DEM Parti Grup Başkanvekili Sezai Temelli de Edirne F Tipi Cezaevinde hükümlü bulunan eski Halkların Demokratik Partisi (HDP) Eş Genel Başkanı Selahattin Demirtaş'ın tahliyesine değinerek, şunları kaydetti:
"Burada her gün söz aldığımızda ısrarla hukuktan, adaletten, demokrasiden bahsediyoruz ve bu konuda atılacak adımların ne kadar önemli olduğunu, geç kalınmaksızın atılması gerekliliğinin altını her seferinde çiziyoruz. Bugün itibariyle 9 yıl bir gün oldu, Selahattin Demirtaş hala tutuklu. Oysa karar ortadadır. Hukuk devleti adına, hukuk adına, adalet adına yapılması gereken bir an önce tahliyesinin verilmesiyken hâlâ siyaset bunun üzerinde yorum yapıyor, konuşuyor. Oysa hukuk net. Biz artık bu anlayışla meselelere yaklaşmak zorundayız. Yani siyasallaşmış bir yargıdan artık kendimizi kurtarmak zorundayız ve bunun gibi Türkiye özellikle bu süreç içinde barışa olan özlemiyle, toplumun beklentileriyle karşı karşıyadır."

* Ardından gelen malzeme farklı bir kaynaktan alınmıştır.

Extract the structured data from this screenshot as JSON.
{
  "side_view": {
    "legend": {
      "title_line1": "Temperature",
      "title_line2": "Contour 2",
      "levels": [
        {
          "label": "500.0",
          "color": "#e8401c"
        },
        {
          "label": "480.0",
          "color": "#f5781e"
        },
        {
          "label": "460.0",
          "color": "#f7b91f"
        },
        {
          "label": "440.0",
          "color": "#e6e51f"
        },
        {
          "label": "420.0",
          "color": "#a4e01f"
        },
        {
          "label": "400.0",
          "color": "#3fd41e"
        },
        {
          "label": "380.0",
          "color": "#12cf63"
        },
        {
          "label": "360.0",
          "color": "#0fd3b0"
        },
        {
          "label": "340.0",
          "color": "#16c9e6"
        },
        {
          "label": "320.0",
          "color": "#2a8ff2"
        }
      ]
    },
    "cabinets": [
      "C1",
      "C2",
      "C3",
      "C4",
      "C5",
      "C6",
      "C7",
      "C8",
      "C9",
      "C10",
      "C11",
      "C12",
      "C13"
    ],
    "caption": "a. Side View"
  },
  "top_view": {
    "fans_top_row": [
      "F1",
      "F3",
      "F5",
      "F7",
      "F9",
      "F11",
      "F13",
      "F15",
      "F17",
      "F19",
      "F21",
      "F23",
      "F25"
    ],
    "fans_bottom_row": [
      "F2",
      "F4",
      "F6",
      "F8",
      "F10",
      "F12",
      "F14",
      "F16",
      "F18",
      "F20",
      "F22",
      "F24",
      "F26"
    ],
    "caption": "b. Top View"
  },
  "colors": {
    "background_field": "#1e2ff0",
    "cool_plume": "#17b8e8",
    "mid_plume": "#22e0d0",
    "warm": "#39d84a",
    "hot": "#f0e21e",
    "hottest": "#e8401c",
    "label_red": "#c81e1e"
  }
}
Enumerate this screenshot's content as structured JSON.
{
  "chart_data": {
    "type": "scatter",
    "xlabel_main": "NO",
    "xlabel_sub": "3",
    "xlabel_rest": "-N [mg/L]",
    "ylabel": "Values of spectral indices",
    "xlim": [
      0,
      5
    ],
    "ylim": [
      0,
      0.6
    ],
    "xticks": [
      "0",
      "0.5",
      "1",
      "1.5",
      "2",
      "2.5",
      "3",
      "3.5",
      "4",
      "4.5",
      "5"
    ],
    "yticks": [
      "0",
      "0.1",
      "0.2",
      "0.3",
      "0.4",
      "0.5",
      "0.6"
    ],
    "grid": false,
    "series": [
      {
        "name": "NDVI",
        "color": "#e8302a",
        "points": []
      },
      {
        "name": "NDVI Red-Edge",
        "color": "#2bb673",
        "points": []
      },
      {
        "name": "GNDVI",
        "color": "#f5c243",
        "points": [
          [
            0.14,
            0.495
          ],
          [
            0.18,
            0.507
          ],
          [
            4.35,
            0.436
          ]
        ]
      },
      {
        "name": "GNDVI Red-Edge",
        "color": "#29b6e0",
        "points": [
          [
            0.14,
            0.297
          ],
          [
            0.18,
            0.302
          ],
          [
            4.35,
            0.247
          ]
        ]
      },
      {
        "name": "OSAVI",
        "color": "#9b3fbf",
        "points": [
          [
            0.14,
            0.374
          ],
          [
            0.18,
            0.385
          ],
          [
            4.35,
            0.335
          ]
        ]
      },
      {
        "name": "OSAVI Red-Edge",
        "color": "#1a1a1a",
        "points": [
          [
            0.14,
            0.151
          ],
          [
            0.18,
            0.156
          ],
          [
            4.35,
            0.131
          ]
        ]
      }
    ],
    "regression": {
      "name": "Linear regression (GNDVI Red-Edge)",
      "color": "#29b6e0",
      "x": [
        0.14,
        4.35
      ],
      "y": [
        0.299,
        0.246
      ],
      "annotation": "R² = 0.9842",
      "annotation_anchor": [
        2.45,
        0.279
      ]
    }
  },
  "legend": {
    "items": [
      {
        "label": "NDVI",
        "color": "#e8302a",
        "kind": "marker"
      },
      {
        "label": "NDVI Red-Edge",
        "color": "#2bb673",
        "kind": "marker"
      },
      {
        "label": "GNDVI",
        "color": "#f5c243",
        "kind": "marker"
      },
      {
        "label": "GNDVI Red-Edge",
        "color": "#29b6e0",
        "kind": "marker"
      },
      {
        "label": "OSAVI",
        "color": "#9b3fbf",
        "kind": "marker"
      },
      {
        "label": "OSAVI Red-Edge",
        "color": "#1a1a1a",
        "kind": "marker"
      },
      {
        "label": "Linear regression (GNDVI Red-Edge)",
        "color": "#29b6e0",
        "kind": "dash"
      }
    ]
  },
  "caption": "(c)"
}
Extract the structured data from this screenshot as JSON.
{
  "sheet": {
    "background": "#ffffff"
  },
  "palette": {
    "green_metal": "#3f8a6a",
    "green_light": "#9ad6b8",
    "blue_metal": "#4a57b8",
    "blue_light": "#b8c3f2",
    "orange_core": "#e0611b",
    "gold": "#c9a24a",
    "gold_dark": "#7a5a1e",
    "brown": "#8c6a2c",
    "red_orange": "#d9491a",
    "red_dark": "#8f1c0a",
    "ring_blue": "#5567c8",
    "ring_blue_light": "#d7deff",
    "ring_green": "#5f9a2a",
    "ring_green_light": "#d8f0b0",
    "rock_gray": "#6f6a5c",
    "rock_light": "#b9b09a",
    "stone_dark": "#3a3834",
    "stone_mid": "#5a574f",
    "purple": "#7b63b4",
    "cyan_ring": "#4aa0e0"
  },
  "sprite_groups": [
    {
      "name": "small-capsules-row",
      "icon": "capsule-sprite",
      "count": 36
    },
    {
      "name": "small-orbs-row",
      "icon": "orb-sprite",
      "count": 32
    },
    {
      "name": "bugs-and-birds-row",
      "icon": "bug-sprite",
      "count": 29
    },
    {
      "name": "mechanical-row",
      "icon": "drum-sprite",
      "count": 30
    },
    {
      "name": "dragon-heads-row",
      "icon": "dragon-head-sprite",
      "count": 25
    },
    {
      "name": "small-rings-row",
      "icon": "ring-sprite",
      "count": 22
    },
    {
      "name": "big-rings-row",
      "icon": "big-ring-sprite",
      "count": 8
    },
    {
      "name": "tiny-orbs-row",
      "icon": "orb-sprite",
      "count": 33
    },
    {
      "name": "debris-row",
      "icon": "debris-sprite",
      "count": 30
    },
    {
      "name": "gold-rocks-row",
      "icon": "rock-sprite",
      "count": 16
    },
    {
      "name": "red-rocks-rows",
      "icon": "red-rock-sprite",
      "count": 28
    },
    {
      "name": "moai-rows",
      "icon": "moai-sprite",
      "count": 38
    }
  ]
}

Sürece ilişkin bir başka önemli adımın da İmralı'ya gidecek komisyonun bir an önce harekete geçmesi olduğunu belirten Temelli, "Geçmişte şöyle bir mesele vardı; ne zaman İmralı'ya gitme konusu söz konusu olsa 'koster bozuk' diyorlardı. Şimdi de anlıyoruz ki zihinler bozuk. Bu zihin bozukluğunun örneğini anket diye algı yönetimi üzerinden de izliyoruz. Oysa şunu çok iyi biliyoruz ki toplum, barış konusunda kararlıdır. Barışın yolunun da bu müzakerelerden geçtiğini, Meclis'in bu anlamda önemli bir adres olduğunu ama meselenin esas aktörüyle de müzakere yapılması gerektiğini çok iyi biliyor. Toplumun neredeyse yüzde 70'inden fazlası bu konuda kararlılığını ortaya koymuşken bu anket denen uydurma şeylerle algı yönetimine kalkışmak aslında topluma kötülük yapmaktan başka bir şey değildir" diye konuştu.r."